The U.S. Securities and Exchange Commission has charged five Florida residents, including two lawyers, in a New Jersey federal court with allegations of insider trading related to Gilead Sciences Inc.’s 2011 acquisition of Pharmasset Inc. The commission said in the complaint that the lawyers, Robert L. Spallina and Donald R. Tescher, as well as accountant Steven G. Rosen and financial adviser Thomas J. Palermo, illegally traded on confidential information in the run-up to the $11 billion acquisition, in violation of securities laws. The men, including a neighbor, Brian H. Markowitz, allegedly obtained the insider information from a mutual client who served on the board of directors at Princeton, New Jersey-based Pharmasset.
The law firm, Spallina, Tescher, Rosen, Palermo and Markowitz, has agreed to pay approximately $489,000 to settle the charges. Those settlements are subject to court approval. Joseph G. Sansone, co-chief of the SEC’s Market Abuse Unit, said in a statement:
Lawyers and accountants occupy special positions of trust and confidence and are required to protect the information entrusted to them by their clients. It is illegal for them to steal their clients’ confidential information to trade securities for their own profit or to tip others.

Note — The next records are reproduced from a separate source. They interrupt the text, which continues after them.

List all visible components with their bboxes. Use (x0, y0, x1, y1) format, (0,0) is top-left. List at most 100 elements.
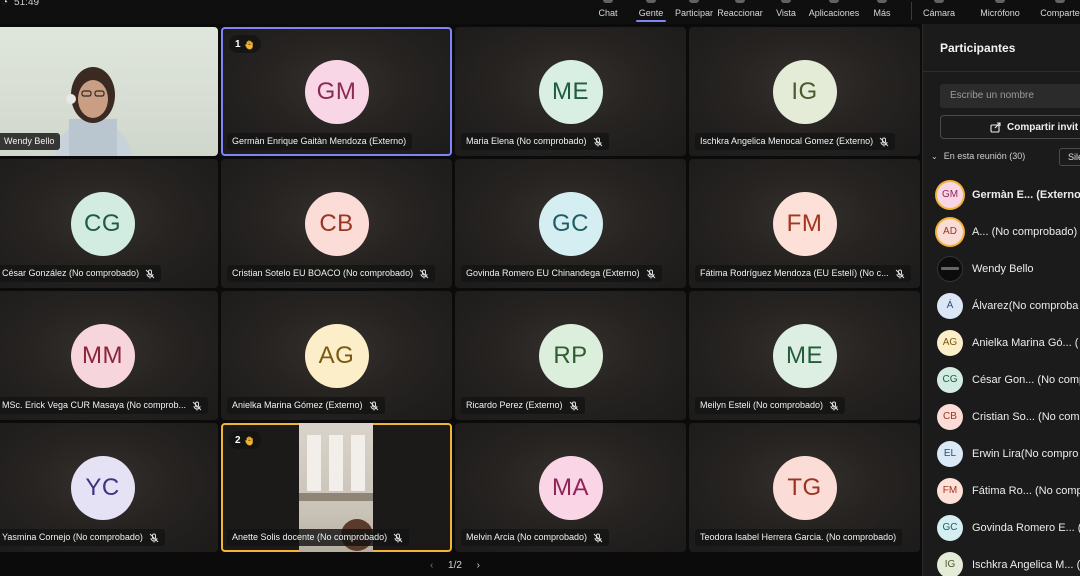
share-icon (990, 122, 1001, 133)
participant-row[interactable]: CB Cristian So... (No comp (937, 398, 1080, 435)
participants-panel: Participantes Escribe un nombre Comparti… (922, 24, 1080, 576)
participant-status: (No comprobado) (991, 225, 1078, 238)
participant-tile[interactable]: FM Fátima Rodríguez Mendoza (EU Estelí) … (689, 159, 920, 288)
mute-all-button[interactable]: Sile (1059, 148, 1080, 166)
mic-off-icon (145, 269, 155, 278)
more-icon (877, 0, 887, 3)
participant-tile-active-speaker[interactable]: 1 GM Germàn Enrique Gaitàn Mendoza (Exte… (221, 27, 452, 156)
grid-view-icon (781, 0, 791, 3)
avatar: GC (937, 514, 963, 541)
view-button[interactable]: Vista (774, 0, 798, 24)
chevron-right-icon[interactable]: › (477, 560, 480, 571)
mic-off-icon (895, 269, 904, 278)
mic-off-icon (593, 137, 602, 146)
name-label: Teodora Isabel Herrera Garcia. (No compr… (695, 529, 903, 546)
participant-tile[interactable]: AG Anielka Marina Gómez (Externo) (221, 291, 452, 420)
participant-list: GM Germàn E... (Externo) AD A... (No com… (937, 176, 1080, 576)
raise-hand-icon (689, 0, 699, 3)
avatar: AD (937, 218, 963, 245)
participant-row[interactable]: GC Govinda Romero E... ( (937, 509, 1080, 546)
name-label: Anielka Marina Gómez (Externo) (227, 397, 385, 414)
participant-row[interactable]: EL Erwin Lira(No compro (937, 435, 1080, 472)
participant-row[interactable]: AG Anielka Marina Gó... ( (937, 324, 1080, 361)
raised-hand-badge: 1 (229, 35, 261, 53)
participant-tile[interactable]: YC Yasmina Cornejo (No comprobado) (0, 423, 218, 552)
mic-off-icon (829, 401, 839, 410)
avatar: CB (304, 192, 369, 256)
avatar: RP (538, 324, 603, 388)
avatar: CG (70, 192, 135, 256)
mic-off-icon (593, 533, 603, 542)
participant-status: (No compro (1020, 447, 1079, 460)
react-button[interactable]: Reaccionar (717, 0, 763, 24)
section-header[interactable]: ⌄ En esta reunión (30) (931, 151, 1025, 161)
participant-tile-raised-hand[interactable]: 2 Anette Solis docente (No comprobado) (221, 423, 452, 552)
name-label: Fátima Rodríguez Mendoza (EU Estelí) (No… (695, 265, 911, 282)
participant-name: César Gon... (972, 373, 1035, 386)
avatar: IG (937, 551, 963, 576)
participant-row[interactable]: IG Ischkra Angelica M... ( (937, 546, 1080, 576)
avatar: IG (772, 60, 837, 124)
avatar: MA (538, 456, 603, 520)
avatar: TG (772, 456, 837, 520)
microphone-icon (995, 0, 1005, 3)
participate-button[interactable]: Participar (674, 0, 714, 24)
participant-name: Ischkra Angelica M... (972, 558, 1074, 571)
mic-off-icon (419, 269, 429, 278)
participant-status: ( (1076, 558, 1080, 571)
participant-tile[interactable]: ME Meilyn Esteli (No comprobado) (689, 291, 920, 420)
avatar: AG (304, 324, 369, 388)
name-label: Ricardo Perez (Externo) (461, 397, 585, 414)
mic-off-icon (879, 137, 889, 146)
participant-tile[interactable]: MA Melvin Arcia (No comprobado) (455, 423, 686, 552)
name-label: MSc. Erick Vega CUR Masaya (No comprob..… (0, 397, 209, 414)
participant-tile[interactable]: GC Govinda Romero EU Chinandega (Externo… (455, 159, 686, 288)
participant-tile[interactable]: MM MSc. Erick Vega CUR Masaya (No compro… (0, 291, 218, 420)
participant-tile[interactable]: Wendy Bello (0, 27, 218, 156)
participant-tile[interactable]: IG Ischkra Angelica Menocal Gomez (Exter… (689, 27, 920, 156)
participant-name: Cristian So... (972, 410, 1035, 423)
camera-button[interactable]: Cámara (922, 0, 956, 24)
clock-icon: ◔ (2, 0, 9, 8)
participant-tile[interactable]: RP Ricardo Perez (Externo) (455, 291, 686, 420)
more-button[interactable]: Más (872, 0, 892, 24)
raised-hand-icon (244, 435, 253, 445)
participant-row[interactable]: FM Fátima Ro... (No comp (937, 472, 1080, 509)
emoji-icon (735, 0, 745, 3)
avatar: CG (937, 366, 963, 393)
microphone-button[interactable]: Micrófono (978, 0, 1022, 24)
apps-button[interactable]: Aplicaciones (808, 0, 860, 24)
participant-tile[interactable]: ME Maria Elena (No comprobado) (455, 27, 686, 156)
raised-hand-badge: 2 (229, 431, 261, 449)
name-label: Govinda Romero EU Chinandega (Externo) (461, 265, 662, 282)
mic-off-icon (569, 401, 578, 410)
participant-name: Anielka Marina Gó... (972, 336, 1072, 349)
participant-row[interactable]: CG César Gon... (No comp (937, 361, 1080, 398)
name-label: Yasmina Cornejo (No comprobado) (0, 529, 165, 546)
participant-name: A... (972, 225, 989, 238)
name-label: César González (No comprobado) (0, 265, 162, 282)
participant-tile[interactable]: TG Teodora Isabel Herrera Garcia. (No co… (689, 423, 920, 552)
participant-tile[interactable]: CB Cristian Sotelo EU BOACO (No comproba… (221, 159, 452, 288)
avatar: ME (772, 324, 837, 388)
share-screen-button[interactable]: Comparte (1040, 0, 1080, 24)
participant-row[interactable]: Wendy Bello (937, 250, 1080, 287)
participant-tile[interactable]: CG César González (No comprobado) (0, 159, 218, 288)
timer-label: 51:49 (14, 0, 40, 8)
avatar: FM (772, 192, 837, 256)
chat-button[interactable]: Chat (596, 0, 620, 24)
people-button[interactable]: Gente (634, 0, 668, 24)
mic-off-icon (369, 401, 378, 410)
avatar: EL (937, 440, 963, 467)
chevron-left-icon[interactable]: ‹ (430, 560, 433, 571)
share-invite-button[interactable]: Compartir invit (940, 115, 1080, 139)
name-label: Cristian Sotelo EU BOACO (No comprobado) (227, 265, 436, 282)
participant-row[interactable]: GM Germàn E... (Externo) (937, 176, 1080, 213)
participant-row[interactable]: AD A... (No comprobado) (937, 213, 1080, 250)
toolbar-divider (911, 2, 912, 20)
participant-name: Fátima Ro... (972, 484, 1032, 497)
name-label: Anette Solis docente (No comprobado) (227, 529, 410, 546)
participant-search-input[interactable]: Escribe un nombre (940, 84, 1080, 108)
participant-row[interactable]: Á Álvarez(No comproba (937, 287, 1080, 324)
participant-status: (No comp (1037, 373, 1080, 386)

On Nov. 21, 2011, the companies announced that Gilead was purchasing Pharmasset for $137 per share in cash. Following the public notification, Pharmasset stock rose by 84 percent, and the five defendants liquidated their holdings to gain $234,000 of illegal profits, according to the commission. The law firm, Spallina, Tescher and Rosen, met with the Pharmasset board member on Nov. 8, 2011 to discuss year-end personal tax and estate planning, according to the complaint. At that meeting, the men discussed Pharmasset’s plans to sell the company at “a significant premium.
The lawyers and accountant were said to have broken their fiduciary duties of trust to their client by using the information from the meeting to purchase Pharmasset stock. Spallina allegedly then told Palermo and Markowitz about the negotiations, and both purchased securities based on the tip. As part of an agreement, Spallina will return nearly $40,000 of his gains, plus another $40,000 in prejudgment interest and a civil penalty. Tescher will return nearly $10,000, plus another $10,000 in penalties. Rosen will pay a collective $55,000, and Markowitz will pay $66,000. Palermo was hit the hardest, having to pay $125,000 in disgorgement, $125,000 in penalty and $14,000 in prejudgment interest. The five men are not the first to be touched by insider trading charges related to the deal.
In 2013, Kevin Dowd, 38, of Boca Raton, Florida, pled guilty to conspiracy to commit securities fraud in connection to insider information he shared with two co-conspirators. Dowd admitted to providing two people with information regarding Gilead’s plans to purchase Pharmasset before the companies went public with the terms of the deal. He faces up to five years in prison and a maximum fine of $250,000.